If you live in California, Colorado, Florida, Indiana, Kansas, Kentucky, Louisiana, Massachusetts, Maine, Michigan, Missouri, North Carolina, North Dakota, New Jersey, South Carolina, Texas, Virginia, or Washington, the answer is probably yes. That’s because, this year, the owner of Globe University has registered to do business in these 18 states. The company lists “employing online instructors” as their specific purpose for doing business in Missouri, so presumably, it plans to do the same in the 17 other states.
Globe University and Minnesota School of Business are part of a collectively owned group of about 30 proprietary colleges that make up the Globe Education Network (GEN). It has been an incredibly bad past few years for these schools which have faced numerous accusations of deception and fraudulent behavior. News of this has most likely been one of the causes for enrollment to plummet on Globe campuses.
Since 2010, enrollment at the 20 Globe/MSB campuses has plummeted from over 10,000, to just 4,900. In June, the school was also forced to close their Shakopee, Minnesota campus due to such low enrollment. By expanding to new states, the school would be able to bring in new revenue from outside states, where students may not be aware of legal issues, nor Globe University’s reputation of profiteering off the backs of students and taxpayers.
In addition to numerous accusations of fraud and deception, Globe University and sister schools have been accused of leaving students deep in debt while also questioning Globe University’s accreditation and placement numbers. The school has faced lawsuits from former deans of the school, current and former students, and most recently, the Minnesota Attorney General for allegedly misleading criminal justice students and selling them a degree which does not even prepare them for a career as a police officer. According Minnesota Attorney General, Lori Swanson’s press release
The schools offer associate and bachelor’s degrees in criminal justice costing $35,100 and $70,200, respectively. Ads for their criminal justice program show people in police uniforms apprehending suspects and administering field sobriety checks. The schools recommend their criminal justice program to prospective students who tell the schools they want to become police officers, even though it is impossible for a student who graduates from the schools to become a police officer in Minnesota without obtaining a degree from another certified institution…Some students who enrolled in the schools so they could become police officers incurred tens of thousands of dollars of debt with no ability to become licensed as a police officer in Minnesota after graduation.

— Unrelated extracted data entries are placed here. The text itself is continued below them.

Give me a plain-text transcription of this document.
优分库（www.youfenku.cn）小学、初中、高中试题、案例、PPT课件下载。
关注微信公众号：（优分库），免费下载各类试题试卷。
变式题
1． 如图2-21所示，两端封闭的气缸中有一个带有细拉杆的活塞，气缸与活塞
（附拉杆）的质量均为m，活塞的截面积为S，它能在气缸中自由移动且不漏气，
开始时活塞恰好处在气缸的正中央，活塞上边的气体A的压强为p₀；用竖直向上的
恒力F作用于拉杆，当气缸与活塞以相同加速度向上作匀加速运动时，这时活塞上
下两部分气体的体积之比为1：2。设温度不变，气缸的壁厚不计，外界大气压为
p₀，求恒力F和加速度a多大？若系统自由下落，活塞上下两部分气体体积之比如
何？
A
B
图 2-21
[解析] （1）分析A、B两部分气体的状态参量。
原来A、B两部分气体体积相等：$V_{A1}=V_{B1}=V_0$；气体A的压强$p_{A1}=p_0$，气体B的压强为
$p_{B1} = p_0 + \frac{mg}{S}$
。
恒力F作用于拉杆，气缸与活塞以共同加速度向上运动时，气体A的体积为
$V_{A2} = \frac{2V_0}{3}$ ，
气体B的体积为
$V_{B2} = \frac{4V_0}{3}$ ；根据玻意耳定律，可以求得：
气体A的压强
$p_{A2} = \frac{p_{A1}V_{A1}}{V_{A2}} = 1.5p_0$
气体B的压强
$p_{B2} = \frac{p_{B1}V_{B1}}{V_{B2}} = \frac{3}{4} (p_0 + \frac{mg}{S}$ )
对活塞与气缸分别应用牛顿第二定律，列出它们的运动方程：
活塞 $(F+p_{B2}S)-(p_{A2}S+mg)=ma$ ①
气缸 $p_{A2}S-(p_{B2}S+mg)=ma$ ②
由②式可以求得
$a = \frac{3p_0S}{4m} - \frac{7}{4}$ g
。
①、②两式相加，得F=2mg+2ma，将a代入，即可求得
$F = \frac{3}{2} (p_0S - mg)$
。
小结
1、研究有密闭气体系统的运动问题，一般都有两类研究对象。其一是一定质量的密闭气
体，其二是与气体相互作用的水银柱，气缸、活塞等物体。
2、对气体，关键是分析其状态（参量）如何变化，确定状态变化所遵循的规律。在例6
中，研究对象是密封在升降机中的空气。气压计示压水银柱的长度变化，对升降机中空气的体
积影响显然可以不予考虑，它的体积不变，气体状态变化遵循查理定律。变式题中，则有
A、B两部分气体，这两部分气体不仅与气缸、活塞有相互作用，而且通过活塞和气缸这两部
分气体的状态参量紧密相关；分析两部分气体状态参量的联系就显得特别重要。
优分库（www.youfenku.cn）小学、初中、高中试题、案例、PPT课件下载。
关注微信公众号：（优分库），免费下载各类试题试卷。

As Swanson points out, Globe University students pay much more for their education, and graduate with about twice the average student debt of public colleges. An associate’s degree at Globe typically costs between $35,000 and $42,000, while students can expect to pay between $70,000 and $89,000 for a bachelor’s degree.
The suit also describes a sales culture where admissions representatives are trained to “master the art of selling,” and compared tactics used as“reminiscent of sales boiler rooms.” This culture seems to parallel accusations made in previous lawsuits against the company. In 2012, Globe’s COO, Jeanne Herrmann told MPR News, “Their job is to enroll students…So after we have worked with them to help them move toward performance in their role, if they’re not performing, then yes, they can be terminated.” Earlier this year, I uploaded the Globe Education Network’s Admission Representative Training Manual, which people can read at StudentDebtCrisis.org/Globe.
Though officials at the school deny accusations, the Minnesota Attorney General has over 40 affidavits from people accusing the school of wrongdoing. With Globe University expanding into more states, it should be interesting to see if these attorneys general pay stricter attention to a school that keeps finding itself accused of fraud and deception.